Какое–то время они с Фергюсом сидели молча. Затем молодой священник заговорил:

— Быть может, со времени того письма она получила и другие?

— Это невозможно, — откликнулся лэрд.

— Не скажите! — возразил Фергюс. — Ведь в городе до сих пор живёт его полоумный дружок. Кстати, его называют сэром Гибби Гэлбрайтом.

— Дженни с ним не знакома.

— Да нет же, знакома, уверяю Вас. Я видел их вместе.

— А, так Вы имеете в виду того уличного оборванца, которого усыновил мистер Склейтер? Сэр Гибби Гэлбрайт! — насмешливо повторил он, о чём–то размышляя про себя. — По–моему, я припоминаю какие–то ложные и скандальные сплетни, намекавшие на предосудительное поведение одной из представительниц нашего рода… Да! Вот откуда взялось это прозвище! Так Вы полагаете, что через него она держит связь с этим нелепым шутом?

— Я ничего такого не говорил, сэр. Я просто думаю, что время от времени она может видеться с этим Гибби, а он безумно обожает пастуха. Уже из одного этого можно заключить, что он непроходимо глуп. Но, к сожалению, это ещё не самое худшее.

Тут он пересказал лэрду всё, что услышал от мисс Кимбл и что видел сам во время своей ночной слежки.

«В девчонке, должно быть, течёт дурная кровь, — подумал про себя лэрд. — С материнской стороны», — поспешно добавил он и с того дня начал нападать на неё чуть ли не каждый день. Его смутное чувство вины перед нею находило облегчение в том, что теперь он мог обвинять её по всей справедливости.

Какое–то время она пыталась убедить его в том, что он совсем неверно судит о её поведении и тех или иных поступках Донала и Гибби. Но он не слушал никаких её доводов, непрестанно повторяя, что для неё остаётся единственный способ искупить своё прошлое, а именно: выйти замуж по воле отца, навсегда отказаться от всяческих предрассудков, стишков, пастухов и глухонемых мошенников и стать всеми почитаемой светской дамой, чтобы быть утешением для его седых волос, — которые она, видимо, окончательно решила свести в могилу своим упрямством!
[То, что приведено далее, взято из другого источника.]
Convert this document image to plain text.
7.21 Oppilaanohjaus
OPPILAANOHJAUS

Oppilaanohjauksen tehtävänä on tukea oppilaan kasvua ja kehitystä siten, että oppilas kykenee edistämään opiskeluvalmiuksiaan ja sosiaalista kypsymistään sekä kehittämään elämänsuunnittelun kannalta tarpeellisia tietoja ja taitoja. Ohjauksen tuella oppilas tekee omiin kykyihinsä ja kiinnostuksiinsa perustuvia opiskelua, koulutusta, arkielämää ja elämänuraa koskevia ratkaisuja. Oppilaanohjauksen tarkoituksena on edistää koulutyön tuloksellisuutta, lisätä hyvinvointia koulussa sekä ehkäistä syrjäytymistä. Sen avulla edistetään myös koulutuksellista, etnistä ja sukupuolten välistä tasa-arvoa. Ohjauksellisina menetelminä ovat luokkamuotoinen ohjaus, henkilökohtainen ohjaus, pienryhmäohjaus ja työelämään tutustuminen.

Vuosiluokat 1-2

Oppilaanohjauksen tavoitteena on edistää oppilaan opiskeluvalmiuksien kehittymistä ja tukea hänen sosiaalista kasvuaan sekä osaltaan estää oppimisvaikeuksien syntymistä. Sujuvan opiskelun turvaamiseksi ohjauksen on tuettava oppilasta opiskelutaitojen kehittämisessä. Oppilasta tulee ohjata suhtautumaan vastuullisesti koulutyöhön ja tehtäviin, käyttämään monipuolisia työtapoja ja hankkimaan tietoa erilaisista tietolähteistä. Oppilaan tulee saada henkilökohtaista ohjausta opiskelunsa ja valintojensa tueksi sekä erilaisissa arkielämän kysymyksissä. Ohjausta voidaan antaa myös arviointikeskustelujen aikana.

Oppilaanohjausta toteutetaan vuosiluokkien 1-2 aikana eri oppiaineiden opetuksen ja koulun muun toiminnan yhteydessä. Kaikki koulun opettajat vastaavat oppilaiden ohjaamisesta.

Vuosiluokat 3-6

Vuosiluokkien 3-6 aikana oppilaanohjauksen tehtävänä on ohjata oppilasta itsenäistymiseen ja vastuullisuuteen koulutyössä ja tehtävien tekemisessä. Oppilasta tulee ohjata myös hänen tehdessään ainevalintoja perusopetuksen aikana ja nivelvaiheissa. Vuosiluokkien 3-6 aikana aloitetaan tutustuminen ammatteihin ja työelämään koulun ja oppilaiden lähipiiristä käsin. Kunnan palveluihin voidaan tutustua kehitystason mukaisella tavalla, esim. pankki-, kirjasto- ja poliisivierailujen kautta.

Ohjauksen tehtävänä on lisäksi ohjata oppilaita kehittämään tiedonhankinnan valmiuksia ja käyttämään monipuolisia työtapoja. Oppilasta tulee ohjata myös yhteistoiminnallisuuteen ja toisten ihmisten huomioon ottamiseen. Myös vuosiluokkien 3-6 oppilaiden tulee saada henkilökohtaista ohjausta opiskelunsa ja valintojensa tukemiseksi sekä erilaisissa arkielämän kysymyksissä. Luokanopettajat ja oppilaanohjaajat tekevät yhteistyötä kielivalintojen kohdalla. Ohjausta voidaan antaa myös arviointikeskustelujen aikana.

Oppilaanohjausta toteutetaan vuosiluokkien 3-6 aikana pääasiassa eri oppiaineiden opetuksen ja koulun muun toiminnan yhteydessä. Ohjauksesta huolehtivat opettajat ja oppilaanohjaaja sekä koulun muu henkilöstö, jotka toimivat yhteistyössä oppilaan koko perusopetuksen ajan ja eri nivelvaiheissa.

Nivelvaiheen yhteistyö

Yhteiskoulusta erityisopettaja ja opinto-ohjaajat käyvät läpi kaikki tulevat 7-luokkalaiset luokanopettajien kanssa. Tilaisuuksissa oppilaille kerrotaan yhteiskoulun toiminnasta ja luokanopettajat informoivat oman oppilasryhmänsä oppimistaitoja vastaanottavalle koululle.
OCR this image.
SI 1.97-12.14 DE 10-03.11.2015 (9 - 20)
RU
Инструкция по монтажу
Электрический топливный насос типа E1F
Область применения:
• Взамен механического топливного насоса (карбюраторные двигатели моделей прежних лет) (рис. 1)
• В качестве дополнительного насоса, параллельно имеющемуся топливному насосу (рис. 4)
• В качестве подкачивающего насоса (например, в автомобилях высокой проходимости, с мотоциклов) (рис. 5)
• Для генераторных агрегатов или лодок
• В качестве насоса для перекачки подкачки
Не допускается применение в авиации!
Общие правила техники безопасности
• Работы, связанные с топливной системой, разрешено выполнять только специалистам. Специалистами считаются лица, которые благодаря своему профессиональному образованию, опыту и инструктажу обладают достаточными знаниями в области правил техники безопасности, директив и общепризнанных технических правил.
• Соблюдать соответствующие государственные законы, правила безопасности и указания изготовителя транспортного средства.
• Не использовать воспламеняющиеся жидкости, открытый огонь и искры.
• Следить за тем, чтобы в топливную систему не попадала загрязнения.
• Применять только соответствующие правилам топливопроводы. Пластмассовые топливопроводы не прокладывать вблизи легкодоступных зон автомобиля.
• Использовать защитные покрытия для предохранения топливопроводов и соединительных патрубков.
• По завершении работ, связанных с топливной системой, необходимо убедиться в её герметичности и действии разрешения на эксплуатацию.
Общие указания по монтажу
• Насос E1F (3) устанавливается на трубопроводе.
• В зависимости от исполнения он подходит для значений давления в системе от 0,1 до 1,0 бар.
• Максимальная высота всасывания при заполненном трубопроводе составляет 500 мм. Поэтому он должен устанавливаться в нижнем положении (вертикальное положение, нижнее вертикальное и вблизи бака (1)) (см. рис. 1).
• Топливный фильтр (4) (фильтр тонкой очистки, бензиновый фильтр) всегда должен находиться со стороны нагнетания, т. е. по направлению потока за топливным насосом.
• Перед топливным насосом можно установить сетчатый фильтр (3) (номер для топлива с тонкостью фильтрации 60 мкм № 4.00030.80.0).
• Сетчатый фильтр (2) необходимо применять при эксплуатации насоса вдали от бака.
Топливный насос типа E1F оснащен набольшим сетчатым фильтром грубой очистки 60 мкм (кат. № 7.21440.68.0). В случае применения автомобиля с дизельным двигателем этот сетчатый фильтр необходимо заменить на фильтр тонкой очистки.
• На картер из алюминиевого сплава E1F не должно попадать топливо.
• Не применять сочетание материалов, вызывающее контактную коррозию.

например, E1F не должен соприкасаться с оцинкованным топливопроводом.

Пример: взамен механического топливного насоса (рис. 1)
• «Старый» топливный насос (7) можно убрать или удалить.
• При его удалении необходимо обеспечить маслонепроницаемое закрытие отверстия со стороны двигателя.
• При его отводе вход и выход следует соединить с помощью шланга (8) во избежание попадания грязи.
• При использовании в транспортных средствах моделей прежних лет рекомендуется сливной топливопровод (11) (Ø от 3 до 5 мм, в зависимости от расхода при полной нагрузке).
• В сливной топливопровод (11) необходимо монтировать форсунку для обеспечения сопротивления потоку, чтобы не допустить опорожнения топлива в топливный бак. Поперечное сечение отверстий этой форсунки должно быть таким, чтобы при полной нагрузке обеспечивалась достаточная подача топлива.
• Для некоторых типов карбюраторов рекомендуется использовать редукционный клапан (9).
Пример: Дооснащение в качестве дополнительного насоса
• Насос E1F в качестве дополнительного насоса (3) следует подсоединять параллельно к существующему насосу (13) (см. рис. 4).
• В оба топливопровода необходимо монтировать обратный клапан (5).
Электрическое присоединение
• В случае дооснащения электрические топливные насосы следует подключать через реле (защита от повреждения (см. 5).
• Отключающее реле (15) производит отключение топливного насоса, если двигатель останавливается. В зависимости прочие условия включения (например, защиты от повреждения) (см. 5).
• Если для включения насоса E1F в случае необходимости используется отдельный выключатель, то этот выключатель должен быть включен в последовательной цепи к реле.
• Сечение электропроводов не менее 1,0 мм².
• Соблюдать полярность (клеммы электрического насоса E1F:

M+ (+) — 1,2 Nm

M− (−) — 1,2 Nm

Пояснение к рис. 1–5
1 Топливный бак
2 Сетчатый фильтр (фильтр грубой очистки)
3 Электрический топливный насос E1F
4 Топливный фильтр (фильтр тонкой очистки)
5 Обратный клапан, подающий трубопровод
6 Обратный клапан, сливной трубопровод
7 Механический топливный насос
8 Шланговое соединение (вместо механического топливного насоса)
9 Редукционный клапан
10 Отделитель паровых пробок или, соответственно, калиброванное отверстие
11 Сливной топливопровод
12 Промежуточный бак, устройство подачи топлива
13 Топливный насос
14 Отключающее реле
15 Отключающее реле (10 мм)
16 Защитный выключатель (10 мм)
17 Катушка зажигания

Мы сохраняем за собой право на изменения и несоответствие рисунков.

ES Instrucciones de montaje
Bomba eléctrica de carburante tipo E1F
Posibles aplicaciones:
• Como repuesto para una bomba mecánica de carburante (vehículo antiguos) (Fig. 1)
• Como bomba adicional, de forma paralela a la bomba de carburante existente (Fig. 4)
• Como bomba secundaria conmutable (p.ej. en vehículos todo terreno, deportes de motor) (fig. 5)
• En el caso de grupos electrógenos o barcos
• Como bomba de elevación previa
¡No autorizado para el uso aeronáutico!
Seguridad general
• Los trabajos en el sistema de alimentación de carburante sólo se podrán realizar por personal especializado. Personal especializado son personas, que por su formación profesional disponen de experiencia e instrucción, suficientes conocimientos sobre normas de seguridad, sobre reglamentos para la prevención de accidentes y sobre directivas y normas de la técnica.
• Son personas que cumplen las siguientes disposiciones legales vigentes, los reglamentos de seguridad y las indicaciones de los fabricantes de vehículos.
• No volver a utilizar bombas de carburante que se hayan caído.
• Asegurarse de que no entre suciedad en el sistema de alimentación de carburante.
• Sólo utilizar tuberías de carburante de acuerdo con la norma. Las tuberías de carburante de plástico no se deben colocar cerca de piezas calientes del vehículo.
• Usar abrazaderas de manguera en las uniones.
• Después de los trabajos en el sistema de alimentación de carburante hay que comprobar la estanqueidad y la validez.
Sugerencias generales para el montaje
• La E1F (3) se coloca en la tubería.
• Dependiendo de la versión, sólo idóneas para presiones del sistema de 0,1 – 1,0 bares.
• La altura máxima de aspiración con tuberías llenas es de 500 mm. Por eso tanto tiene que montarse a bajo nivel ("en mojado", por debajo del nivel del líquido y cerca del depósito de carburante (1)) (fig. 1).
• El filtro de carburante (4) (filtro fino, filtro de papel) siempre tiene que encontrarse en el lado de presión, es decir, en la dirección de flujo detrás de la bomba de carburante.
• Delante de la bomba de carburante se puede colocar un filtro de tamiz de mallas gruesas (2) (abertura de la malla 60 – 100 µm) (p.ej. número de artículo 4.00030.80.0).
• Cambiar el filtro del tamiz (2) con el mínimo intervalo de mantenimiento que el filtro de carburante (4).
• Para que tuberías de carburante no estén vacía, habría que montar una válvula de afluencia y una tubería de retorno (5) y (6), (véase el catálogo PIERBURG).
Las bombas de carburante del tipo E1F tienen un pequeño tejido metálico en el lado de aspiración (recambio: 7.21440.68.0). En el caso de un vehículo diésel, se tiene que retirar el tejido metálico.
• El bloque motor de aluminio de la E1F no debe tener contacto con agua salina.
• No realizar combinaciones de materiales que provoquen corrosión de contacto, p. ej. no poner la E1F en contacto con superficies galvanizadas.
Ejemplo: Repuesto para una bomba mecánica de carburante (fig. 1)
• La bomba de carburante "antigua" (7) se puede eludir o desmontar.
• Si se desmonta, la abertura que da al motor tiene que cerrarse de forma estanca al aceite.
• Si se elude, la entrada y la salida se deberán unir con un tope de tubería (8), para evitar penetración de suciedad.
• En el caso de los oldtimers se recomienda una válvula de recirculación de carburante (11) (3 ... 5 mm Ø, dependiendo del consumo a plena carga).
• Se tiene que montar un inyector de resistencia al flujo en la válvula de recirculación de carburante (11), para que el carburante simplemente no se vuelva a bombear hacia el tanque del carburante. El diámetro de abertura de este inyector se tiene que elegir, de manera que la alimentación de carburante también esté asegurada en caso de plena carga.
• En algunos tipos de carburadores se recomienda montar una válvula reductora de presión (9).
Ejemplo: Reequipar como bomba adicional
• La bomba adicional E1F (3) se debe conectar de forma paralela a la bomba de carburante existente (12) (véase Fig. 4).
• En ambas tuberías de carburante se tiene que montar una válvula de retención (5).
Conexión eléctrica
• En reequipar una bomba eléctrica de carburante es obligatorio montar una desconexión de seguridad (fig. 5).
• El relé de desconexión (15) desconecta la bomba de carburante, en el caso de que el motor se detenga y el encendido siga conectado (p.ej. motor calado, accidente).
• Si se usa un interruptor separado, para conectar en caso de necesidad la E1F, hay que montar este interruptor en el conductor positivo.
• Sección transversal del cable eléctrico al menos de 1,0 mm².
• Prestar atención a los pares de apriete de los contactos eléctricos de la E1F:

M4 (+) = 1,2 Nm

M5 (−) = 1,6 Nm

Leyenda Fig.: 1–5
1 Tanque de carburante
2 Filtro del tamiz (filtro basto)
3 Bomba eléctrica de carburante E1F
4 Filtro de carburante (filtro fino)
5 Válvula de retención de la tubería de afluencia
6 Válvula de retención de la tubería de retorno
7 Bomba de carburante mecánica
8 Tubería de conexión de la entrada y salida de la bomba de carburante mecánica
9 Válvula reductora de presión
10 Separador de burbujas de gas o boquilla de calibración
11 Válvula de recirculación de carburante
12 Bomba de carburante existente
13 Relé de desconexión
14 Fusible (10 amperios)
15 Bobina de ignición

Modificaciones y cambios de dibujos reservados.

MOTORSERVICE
Тогда Джиневра и вовсе замолчала. Она уже знала, что любое её слово, как игла, протыкающая желчный пузырь, будет лишь новым поводом для попрёков и оскорблений. Её молчание ещё больше выводило лэрда из себя, но она упорно не произносила ни единого слова, огорчаясь лишь тем, что от такой постоянной несправедливости её собственное сердце начало черстветь и гаснуть. Если раньше слова отца причинили бы ей невыразимое горе, сейчас она терпеливо выслушивала их без вздохов и слёз как очередное несчастье, которое надо перетерпеть, как терпят простую головную боль. Она не понимала, что на чёрном небе, распростёршемся над нею, ей трудно было различить отдельные тёмные тучи; что её чувства и душа так и оставались нетронутыми, ненастроенными, и поэтому даже резкие диссонансы больше не причиняли ей боли.